RE: google sitemaps and some history of sitemaps [siteData-36] from Dare Obasanjo on 2005-06-08 (www-tag@w3.org from June 2005)

From: Dare Obasanjo <dareo@microsoft.com>
Date: Wed, 8 Jun 2005 09:46:52 -0700
To: "Dan Connolly" <connolly@w3.org>, <www-tag@w3.org>
Message-ID: <830178CE7378FC40BC6F1DDADCFDD1D104D0CCA3@RED-MSG-31.redmond.corp.microsoft.com>

Google Sitemaps also supports RSS and Atom 0.3 so they did consider supporting other syndication formats[0]. According to Greg Stein[1]  they wanted a format that could scale to supporting millions of URLs which he implied the XML syndication formats like the various flavors of RSS and Atom could not. 
 
[0] http://www.google.com/webmasters/sitemaps/docs/en/faq.html#s8
[1] http://www.imc.org/atom-syntax/mail-archive/msg15904.html,
 
-- 
PITHY WORDS OF WISDOM
A meeting is an event at which the minutes are kept and the hours are lost. 

________________________________

From: www-tag-request@w3.org on behalf of Dan Connolly
Sent: Wed 6/8/2005 9:17 AM
To: www-tag@w3.org
Subject: google sitemaps and some history of sitemaps [siteData-36]




So a few days ago, this crossed my desktop from umpteen sources...

"Google Sitemaps is an experiment in web crawling. Using Sitemaps to
inform and direct our crawlers, we hope to expand our coverage of the
web and improve the time to inclusion in our index."
 -- https://www.google.com/webmasters/sitemaps/docs/en/about.html

It's clearly relevant to issue siteData-36
http://www.w3.org/2001/tag/issues.html?type=1#siteData-36


It seems very ironic, to me; W3C held a workshop a while ago...

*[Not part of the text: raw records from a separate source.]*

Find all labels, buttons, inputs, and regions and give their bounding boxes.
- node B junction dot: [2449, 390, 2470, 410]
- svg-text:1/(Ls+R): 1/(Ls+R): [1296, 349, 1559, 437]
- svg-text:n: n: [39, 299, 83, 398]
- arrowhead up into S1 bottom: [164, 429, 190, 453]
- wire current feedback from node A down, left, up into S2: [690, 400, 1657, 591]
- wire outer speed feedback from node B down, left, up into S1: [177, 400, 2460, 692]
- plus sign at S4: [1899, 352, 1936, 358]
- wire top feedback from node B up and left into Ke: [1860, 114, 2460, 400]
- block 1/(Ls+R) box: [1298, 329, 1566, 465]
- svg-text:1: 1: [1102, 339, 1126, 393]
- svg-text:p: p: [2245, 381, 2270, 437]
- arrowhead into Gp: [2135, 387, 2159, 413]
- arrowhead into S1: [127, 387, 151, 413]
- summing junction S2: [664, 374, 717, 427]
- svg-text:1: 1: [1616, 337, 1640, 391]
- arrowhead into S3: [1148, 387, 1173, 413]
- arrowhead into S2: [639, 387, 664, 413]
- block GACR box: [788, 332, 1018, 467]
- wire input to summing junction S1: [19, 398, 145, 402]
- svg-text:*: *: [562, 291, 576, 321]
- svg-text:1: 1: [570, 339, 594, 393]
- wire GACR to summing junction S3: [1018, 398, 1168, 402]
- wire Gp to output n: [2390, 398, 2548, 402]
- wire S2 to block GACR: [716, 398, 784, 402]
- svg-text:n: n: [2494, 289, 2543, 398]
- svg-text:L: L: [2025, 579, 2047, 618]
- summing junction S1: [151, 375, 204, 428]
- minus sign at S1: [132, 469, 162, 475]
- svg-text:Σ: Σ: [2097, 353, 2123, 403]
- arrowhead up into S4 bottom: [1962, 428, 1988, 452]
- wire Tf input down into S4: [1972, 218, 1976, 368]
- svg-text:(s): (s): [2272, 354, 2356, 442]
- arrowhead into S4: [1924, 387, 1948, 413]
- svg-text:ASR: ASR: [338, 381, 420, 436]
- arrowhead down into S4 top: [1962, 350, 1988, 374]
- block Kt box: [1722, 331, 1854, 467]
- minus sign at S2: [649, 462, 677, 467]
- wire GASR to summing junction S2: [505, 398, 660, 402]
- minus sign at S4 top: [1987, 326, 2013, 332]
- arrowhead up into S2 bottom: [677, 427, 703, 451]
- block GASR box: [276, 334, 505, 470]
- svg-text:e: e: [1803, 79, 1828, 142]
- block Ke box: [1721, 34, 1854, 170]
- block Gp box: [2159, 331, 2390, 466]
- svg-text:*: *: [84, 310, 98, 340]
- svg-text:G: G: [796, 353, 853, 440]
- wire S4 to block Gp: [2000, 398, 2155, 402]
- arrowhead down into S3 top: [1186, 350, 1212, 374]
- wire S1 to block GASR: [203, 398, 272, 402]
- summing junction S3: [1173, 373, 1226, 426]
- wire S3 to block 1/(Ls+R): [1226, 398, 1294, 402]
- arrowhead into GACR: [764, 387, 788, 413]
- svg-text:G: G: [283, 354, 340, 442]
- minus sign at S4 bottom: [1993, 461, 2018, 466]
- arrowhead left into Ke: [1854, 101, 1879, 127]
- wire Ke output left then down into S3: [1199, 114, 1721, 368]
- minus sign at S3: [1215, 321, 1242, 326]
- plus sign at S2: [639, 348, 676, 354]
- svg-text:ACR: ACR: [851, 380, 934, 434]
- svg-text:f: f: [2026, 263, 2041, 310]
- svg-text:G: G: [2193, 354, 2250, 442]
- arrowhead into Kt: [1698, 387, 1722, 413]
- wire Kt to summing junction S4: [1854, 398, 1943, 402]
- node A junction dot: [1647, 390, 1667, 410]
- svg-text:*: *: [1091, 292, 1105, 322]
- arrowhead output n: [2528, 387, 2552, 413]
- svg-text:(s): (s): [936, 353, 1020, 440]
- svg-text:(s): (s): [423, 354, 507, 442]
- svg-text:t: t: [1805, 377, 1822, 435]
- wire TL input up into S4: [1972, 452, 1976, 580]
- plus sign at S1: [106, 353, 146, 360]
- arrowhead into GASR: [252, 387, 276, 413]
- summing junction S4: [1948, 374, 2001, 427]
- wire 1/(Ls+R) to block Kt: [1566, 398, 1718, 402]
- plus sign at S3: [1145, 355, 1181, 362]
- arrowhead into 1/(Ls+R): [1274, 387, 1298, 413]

 Distributed Indexing/Searching Workshop
 May 28-19, 1996 in Cambridge, Massachusetts
 http://www.w3.org/Search/9605-Indexing-Workshop/

Going into that workshop, my sense was that we needed
a simple format for sites to summarize their contents so
that search engines wouldn't have to crawl the whole thing
to figure out what's there. There was a whole session
on this idea...

"The third breakout/writeup session focused on mechanisms to allow
information servers to notify indexers when content changes."
 -- http://www.w3.org/Search/9605-Indexing-Workshop/ExecSummary.html

What I learned at the workshop was: search engines don't care
what you think is interesting about your site; they have their
own idea about what's interesting, mostly based on links from
other parts of the web. They don't crawl your whole site
just because it's there; they focus on pages that have lots of
incoming links and such.

So now to see google making use of a sitemap format 10 years
later kinda blows my mind.

Note that RSS once stood for Rich Site Summary... interesting...
according to Robin Cover, it still does:
  http://www.oasis-open.org/cover/rss.html

I wonder if google considered something RDF-based like RSS
and decided against it or if they just didn't think about it.

--
Dan Connolly, W3C http://www.w3.org/People/Connolly/
D3C2 887B 0F92 6005 C541  0875 0F91 96DE 6E52 C29E

Received on Wednesday, 8 June 2005 16:47:02 UTC